3. Evaluation Metrics and Reporting

MATH-B is evaluated primarily using the empirical pass@k metric, with k=1024 as standard:

• For a given problem $x$, $k$ completions $y_1, ..., y_k$ are sampled from model $p$.
• The pass@k indicator is defined as:

$$\text{pass@k}(p; x) = \mathbb{I}(\exists i: y_i \in \mathcal{C}(x))$$

where $\mathcal{C}(x)$ is the set of accepted answers.

• The overall score is averaged over the dataset:

$$\text{pass@k}(p) = \frac{1}{|D|} \sum_{x \in D} \text{pass@k}(p; x)$$

• Since base model pass@1024 scores are ≈0 by design, any solve by a post-trained policy reflects true expansion. The key metric is Expansion Rate:

$$\text{Expansion Rate} = \frac{|\mathcal{E}_k|}{|D|} = \text{pass@1024}(\pi)$$

where $\mathcal{E}_k$ is the set of newly solved problems by the post-trained policy $\pi$.

Alternative conceptual measures (Shrinkage, Preservation, Consolidation) collapse on MATH-B due to the zero baseline.

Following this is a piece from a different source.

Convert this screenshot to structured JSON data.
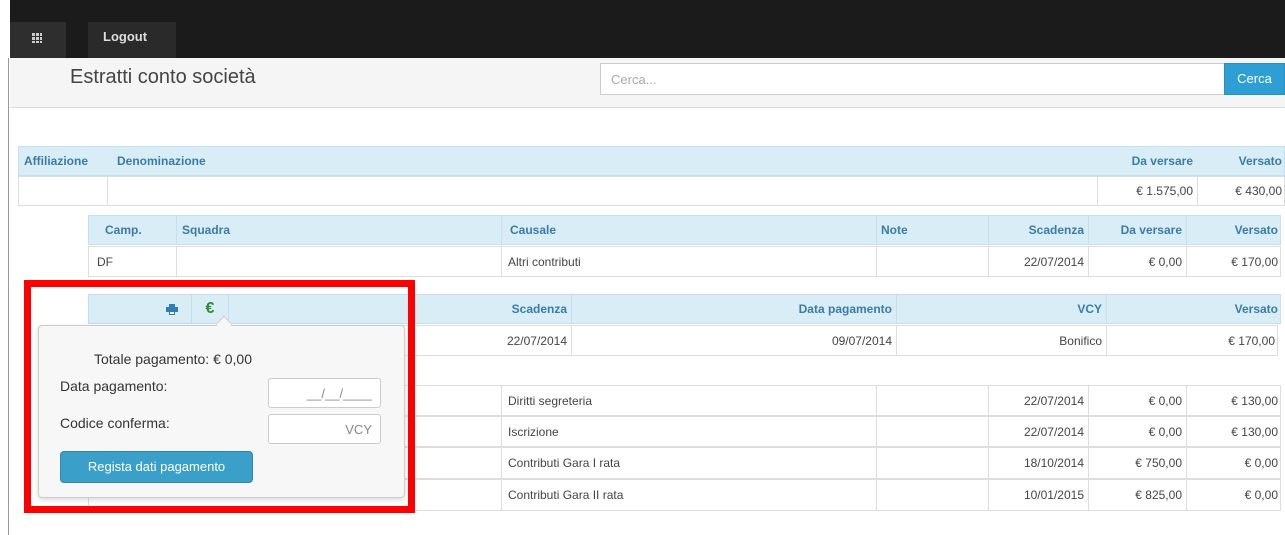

4. Empirical Findings and Methodological Implications

Empirical evaluation of state-of-the-art RL models reveals significant limitations:

• RL-finetuned models, such as Nemotron-Research-Reasoning-Qwen-1.5B (v1,v2) and DeepScaleR-1.5B-Preview, achieve only modest Expansion Rates on MATH-B (e.g., 5.22% to 9.57%).
• Conversely, models fine-tuned via long chain-of-thought distillation on more powerful teacher policies (Qwen3-4B, Qwen3-8B) attain much higher Expansion Rates (59% and 66%), suggesting the critical role of exposing models to new reasoning strategies during training rather than relying solely on RL-generated exploration.
• This pattern supports the claim that existing RL approaches mainly consolidate or sharpen pre-existing skills rather than expand the set of solution modes in the policy’s support.

A plausible implication is that RL methods on LLMs for math reasoning must be designed explicitly for exploration, possibly by integrating external teacher policies, leveraging curriculum design, or using unsolved instance discovery, to achieve substantial Expansion Rates on zero-baseline benchmarks like MATH-B.

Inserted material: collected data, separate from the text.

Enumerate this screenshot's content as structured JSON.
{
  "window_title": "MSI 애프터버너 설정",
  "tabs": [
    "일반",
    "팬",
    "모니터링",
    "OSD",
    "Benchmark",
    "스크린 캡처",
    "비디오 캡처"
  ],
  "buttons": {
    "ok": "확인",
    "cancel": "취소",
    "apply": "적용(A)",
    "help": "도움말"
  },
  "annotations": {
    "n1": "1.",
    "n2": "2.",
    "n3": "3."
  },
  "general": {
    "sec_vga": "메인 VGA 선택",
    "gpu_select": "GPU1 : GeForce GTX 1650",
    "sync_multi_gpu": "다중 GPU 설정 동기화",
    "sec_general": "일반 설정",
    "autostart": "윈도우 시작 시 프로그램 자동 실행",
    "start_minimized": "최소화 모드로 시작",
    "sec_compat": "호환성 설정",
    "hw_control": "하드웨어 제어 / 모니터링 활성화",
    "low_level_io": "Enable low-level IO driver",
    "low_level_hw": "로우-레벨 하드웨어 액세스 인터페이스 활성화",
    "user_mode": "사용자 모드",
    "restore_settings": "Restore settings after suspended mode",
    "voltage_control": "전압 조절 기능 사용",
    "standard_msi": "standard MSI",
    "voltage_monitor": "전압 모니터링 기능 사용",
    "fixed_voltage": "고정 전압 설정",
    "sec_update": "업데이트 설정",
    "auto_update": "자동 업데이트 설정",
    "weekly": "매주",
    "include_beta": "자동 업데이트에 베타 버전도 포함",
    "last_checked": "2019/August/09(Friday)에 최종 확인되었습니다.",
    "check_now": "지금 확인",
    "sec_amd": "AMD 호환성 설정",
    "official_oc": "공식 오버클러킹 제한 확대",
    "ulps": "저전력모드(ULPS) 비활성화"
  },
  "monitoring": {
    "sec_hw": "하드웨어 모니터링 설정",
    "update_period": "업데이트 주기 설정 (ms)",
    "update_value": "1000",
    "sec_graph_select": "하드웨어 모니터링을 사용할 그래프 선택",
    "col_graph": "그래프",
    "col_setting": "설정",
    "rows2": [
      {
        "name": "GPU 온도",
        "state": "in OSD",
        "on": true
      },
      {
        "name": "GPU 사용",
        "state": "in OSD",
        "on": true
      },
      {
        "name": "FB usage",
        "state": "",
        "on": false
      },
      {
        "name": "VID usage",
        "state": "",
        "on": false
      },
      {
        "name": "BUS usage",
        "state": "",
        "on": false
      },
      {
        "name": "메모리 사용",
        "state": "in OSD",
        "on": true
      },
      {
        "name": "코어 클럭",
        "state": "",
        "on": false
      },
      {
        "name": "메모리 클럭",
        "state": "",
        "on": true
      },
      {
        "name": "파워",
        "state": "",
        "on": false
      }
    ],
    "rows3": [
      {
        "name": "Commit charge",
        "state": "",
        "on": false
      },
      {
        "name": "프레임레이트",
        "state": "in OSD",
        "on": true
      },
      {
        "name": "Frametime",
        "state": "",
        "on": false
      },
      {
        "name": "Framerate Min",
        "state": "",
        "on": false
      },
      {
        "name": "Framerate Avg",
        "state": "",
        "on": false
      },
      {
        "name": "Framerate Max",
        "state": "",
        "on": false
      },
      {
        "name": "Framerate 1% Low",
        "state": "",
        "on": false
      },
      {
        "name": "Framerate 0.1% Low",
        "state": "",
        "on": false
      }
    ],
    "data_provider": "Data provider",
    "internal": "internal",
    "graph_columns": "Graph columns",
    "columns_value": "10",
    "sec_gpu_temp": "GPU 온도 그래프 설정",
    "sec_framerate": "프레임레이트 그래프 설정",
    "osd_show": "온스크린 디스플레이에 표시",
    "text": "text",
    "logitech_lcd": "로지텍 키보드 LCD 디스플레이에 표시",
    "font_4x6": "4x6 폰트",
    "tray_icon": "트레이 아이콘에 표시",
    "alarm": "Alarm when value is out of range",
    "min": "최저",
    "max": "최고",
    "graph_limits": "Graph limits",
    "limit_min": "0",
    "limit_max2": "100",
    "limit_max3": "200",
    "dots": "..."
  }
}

5. Benchmark Usage and Access

MATH-B is published for public use at https://huggingface.co/datasets/brendel-group/MATH-Beyond, and documentation is available at https://brendel-group.github.io/math-beyond/.

The recommended protocol for research is as follows:

1. Evaluate the base model on MATH-B with pass@1024. The expectation is a success rate near zero.
2. Apply a post-training method (RL or alternative) to the same base model.
3. Re-evaluate on MATH-B with the same protocol; every new successful problem constitutes an authentic Expansion Rate.
4. Use the provided Union, Intersection, and model-specific splits for holistic and targeted assessment.
5. Leverage topic and difficulty annotations for further ablation or domain-specific analyses.

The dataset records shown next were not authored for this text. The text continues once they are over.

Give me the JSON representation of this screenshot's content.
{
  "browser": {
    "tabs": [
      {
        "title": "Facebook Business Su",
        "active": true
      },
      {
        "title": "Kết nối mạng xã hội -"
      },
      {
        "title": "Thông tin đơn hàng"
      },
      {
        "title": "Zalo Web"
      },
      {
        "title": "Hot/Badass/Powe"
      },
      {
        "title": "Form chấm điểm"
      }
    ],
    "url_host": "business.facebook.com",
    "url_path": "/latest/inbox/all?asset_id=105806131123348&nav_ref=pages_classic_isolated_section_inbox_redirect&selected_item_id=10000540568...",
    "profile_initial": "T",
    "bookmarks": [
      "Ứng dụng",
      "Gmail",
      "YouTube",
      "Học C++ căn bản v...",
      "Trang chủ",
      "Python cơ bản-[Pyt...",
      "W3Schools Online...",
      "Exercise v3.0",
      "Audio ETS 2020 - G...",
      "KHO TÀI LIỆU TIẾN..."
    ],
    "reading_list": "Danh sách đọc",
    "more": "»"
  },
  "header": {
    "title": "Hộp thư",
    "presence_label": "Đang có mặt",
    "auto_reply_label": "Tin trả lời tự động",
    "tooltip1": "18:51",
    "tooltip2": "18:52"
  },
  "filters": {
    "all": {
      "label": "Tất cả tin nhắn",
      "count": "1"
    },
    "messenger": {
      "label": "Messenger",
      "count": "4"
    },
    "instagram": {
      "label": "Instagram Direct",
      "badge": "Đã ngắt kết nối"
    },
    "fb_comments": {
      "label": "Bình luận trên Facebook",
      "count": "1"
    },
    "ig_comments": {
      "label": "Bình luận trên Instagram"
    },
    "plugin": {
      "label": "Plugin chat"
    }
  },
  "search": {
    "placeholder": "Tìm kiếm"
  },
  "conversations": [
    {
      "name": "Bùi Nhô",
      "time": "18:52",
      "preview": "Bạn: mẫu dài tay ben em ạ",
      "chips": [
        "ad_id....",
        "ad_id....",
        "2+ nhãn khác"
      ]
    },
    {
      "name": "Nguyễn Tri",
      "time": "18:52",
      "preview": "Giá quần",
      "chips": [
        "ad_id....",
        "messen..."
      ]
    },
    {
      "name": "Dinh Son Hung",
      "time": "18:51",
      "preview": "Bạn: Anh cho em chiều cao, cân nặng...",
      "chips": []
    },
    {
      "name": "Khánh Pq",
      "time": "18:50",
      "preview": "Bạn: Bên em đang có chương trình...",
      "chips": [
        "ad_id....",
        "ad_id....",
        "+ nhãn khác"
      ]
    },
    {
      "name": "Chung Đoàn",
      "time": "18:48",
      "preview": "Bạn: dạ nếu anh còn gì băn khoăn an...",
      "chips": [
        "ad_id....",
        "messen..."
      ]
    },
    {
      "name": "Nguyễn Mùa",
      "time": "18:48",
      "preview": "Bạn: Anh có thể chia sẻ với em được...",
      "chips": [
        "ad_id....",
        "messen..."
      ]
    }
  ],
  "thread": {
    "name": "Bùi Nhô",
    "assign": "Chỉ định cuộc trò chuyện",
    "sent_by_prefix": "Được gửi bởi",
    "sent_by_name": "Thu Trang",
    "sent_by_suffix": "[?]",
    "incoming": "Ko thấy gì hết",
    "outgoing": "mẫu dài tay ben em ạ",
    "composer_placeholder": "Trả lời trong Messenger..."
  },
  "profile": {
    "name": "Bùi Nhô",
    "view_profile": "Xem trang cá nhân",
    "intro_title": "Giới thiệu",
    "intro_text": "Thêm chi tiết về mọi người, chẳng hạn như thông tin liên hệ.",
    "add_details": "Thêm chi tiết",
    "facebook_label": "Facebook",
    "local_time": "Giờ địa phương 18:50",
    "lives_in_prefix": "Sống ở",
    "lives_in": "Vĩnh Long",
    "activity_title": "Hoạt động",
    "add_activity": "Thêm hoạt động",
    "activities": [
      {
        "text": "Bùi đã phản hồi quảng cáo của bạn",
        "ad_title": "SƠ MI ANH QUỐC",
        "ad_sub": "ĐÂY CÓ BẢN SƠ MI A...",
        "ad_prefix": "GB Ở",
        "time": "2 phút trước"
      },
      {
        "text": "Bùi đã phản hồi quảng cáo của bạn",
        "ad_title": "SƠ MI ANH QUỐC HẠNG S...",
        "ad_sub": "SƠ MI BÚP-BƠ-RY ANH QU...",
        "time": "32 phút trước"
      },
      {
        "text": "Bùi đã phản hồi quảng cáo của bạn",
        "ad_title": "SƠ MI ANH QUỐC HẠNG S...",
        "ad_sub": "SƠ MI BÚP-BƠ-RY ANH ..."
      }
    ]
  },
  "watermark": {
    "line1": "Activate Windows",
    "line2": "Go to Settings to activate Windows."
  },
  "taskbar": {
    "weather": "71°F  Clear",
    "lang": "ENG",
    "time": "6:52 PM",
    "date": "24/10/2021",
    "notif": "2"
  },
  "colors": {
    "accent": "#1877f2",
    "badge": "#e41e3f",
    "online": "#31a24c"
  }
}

6. Technical Significance and Future Research Directions

MATH-B establishes a new rigorous standard for assessing genuine reasoning expansion in mathematical LLMs. Its zero-baseline design blocks shortcut progress via repeated sampling, enforcing that post-training methods lead to qualitative shifts in problem-solving ability. The benchmark thus precisely operationalizes what it means for an RL approach to “go beyond the base model.”

A plausible future direction is the development of RL techniques centered on exploration—such as novelty search, counterexample-guided RL, or explicit objective diversification—to significantly increase expansion rates on MATH-B. Additionally, analysis of the relationship between problem topic, human-labeled difficulty, and model expansion could help isolate where current LLMs fail and guide curricular improvements or targeted augmentation.

7. Conclusions

MATH-Beyond (MATH-B) is a rigorously constructed, zero-baseline benchmark that forces RL-based post-training on LLMs to move from mere solution sharpening to real reasoning expansion. It is designed to catalyze the development of exploration-centric RL methodologies and to provide a realistic, high-resolution testbed for advanced mathematical skill acquisition. All resources, including topic-difficulty annotations, are available for the research community, and future benchmarks can build on this paradigm to probe and extend the fundamental reasoning boundaries of LLMs.